Man möchte sich ein wenig in seine Handtasche übergeben, wenn man hört, dass diese massive Alternative Schönheit von gerade mal zwei Dudes zusammen gebastelt wurde. Langsam reicht es aber mit diesen Duos, die den großen Bands die Butter vom Brot nehmen.

Aus New Orleans kommen sie, da möchte man dann augenrollend die Arme hoch werfen und sagen “Na das war ja klar”, denn auch wenn man es wohl grob als Metal bezeichnen kann, was die Beiden da machen, schwingt ein ordentlicher Wumms an Blues mit. Besonders schön ist auch die Tendenz zu bleischweren Songepen, die sich ewig lang durch den Raum bewegen und dabei mal eben dem Sommer die Laune verderben. Gut so.

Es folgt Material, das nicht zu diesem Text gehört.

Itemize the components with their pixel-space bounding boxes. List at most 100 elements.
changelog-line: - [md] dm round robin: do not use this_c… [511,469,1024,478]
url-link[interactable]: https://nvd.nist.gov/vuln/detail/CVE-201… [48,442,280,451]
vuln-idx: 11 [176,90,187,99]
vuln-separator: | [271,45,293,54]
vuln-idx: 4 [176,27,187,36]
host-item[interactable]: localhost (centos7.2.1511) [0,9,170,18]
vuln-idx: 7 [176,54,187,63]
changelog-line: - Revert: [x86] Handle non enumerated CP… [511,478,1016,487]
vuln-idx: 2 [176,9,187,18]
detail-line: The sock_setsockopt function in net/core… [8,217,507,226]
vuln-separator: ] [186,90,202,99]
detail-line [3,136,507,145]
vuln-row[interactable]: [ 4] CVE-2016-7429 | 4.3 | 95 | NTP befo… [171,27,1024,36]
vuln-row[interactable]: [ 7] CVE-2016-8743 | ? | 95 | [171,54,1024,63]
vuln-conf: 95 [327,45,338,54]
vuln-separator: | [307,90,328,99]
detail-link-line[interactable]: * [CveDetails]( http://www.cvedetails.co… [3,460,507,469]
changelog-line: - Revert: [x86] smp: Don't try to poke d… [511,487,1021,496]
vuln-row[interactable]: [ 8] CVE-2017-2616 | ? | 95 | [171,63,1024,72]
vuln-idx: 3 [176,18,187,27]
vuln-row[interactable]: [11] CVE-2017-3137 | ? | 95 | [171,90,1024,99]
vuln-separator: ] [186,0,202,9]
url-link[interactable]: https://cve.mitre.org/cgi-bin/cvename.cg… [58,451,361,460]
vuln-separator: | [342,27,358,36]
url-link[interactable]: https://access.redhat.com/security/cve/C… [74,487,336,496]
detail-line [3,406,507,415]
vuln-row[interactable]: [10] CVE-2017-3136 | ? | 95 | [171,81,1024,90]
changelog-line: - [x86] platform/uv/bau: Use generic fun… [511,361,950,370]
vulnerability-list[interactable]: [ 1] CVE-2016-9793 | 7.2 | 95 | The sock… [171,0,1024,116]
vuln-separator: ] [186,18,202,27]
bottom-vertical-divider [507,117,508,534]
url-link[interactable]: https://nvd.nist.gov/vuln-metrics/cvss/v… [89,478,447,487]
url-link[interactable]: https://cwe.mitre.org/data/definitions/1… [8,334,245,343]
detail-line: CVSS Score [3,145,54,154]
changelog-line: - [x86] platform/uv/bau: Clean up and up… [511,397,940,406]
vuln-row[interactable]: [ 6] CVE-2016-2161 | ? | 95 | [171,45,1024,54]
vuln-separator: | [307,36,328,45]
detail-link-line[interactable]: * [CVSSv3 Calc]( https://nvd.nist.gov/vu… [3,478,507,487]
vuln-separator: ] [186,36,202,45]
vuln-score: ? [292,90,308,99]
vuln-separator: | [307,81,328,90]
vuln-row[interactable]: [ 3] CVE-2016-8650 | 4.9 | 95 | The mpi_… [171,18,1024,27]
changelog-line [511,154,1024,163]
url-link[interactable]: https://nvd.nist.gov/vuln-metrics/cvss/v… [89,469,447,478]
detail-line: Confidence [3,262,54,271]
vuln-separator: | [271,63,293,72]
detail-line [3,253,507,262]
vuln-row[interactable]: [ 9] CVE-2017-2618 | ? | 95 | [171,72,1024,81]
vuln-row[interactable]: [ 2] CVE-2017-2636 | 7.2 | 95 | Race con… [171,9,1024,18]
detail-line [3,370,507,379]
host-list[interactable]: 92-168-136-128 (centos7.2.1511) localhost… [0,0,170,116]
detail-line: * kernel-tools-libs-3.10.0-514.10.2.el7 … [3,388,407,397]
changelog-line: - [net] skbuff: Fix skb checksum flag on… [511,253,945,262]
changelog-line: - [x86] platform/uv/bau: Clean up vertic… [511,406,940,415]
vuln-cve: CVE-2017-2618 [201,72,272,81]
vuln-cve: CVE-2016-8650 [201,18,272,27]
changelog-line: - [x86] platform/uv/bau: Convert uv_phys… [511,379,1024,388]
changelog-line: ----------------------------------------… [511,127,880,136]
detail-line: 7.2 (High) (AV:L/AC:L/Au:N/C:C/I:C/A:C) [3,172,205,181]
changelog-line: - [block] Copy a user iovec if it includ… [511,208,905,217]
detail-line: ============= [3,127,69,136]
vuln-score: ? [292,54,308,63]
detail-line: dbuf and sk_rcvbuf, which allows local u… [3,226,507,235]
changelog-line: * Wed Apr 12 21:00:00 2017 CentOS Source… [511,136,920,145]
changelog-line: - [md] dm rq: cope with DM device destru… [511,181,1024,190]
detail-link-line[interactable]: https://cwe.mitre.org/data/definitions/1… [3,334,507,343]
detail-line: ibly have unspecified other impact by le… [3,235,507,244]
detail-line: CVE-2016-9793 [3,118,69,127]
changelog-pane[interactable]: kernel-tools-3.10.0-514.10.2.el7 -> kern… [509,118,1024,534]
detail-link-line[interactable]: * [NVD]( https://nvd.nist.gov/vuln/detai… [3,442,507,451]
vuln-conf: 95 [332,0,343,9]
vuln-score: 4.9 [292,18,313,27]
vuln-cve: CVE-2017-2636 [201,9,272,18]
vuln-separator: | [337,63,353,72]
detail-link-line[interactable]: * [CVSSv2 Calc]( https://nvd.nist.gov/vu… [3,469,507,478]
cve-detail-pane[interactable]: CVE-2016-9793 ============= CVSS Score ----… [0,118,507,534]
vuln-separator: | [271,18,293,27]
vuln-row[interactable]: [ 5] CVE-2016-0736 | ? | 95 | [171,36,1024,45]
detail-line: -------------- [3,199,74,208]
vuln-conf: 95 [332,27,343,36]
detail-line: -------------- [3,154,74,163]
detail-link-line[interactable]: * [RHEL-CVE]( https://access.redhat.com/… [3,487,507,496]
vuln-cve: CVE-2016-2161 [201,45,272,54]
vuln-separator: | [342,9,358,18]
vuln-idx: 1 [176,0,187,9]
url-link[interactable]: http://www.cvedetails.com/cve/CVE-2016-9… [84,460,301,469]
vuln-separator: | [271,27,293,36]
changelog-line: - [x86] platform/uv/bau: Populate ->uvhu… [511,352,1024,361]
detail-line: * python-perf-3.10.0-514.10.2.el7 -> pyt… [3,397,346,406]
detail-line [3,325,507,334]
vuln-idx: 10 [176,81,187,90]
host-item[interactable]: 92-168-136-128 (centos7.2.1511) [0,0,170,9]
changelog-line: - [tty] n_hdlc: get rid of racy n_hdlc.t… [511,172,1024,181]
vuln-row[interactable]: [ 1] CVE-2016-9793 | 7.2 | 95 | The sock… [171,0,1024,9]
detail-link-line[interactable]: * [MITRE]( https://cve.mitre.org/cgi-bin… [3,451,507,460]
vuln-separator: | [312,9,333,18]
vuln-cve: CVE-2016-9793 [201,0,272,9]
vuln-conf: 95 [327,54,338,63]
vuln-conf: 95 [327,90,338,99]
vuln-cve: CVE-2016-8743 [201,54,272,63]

Und dann muss man es ihnen auch gönnen. 2003 angefangen, haben sich diese Jungs auf meilenweite Wege gemacht, um dann erst vor Ort an zu fragen, ob sie vielleicht im hiesigen Dorfpub spielen könnten (ja, 2003 gab es Telefone und fancy Facebook noch nicht, liebe Kinder). Dann hingen sie sich auch noch an Bands ran, mit denen sie gespielt hatten und versuchten, auf deren Touren so viele Support Gigs wie möglich raus zu schlagen. Klingt super ätzend und nervig, aber all das taten sie größtenteils kostenlos und nur der Musik wegen. Das klingt ja fast nach Hippies! Ein Glück, dass Blackfire Revelation wohl musikalisch wenig damit zu tun haben.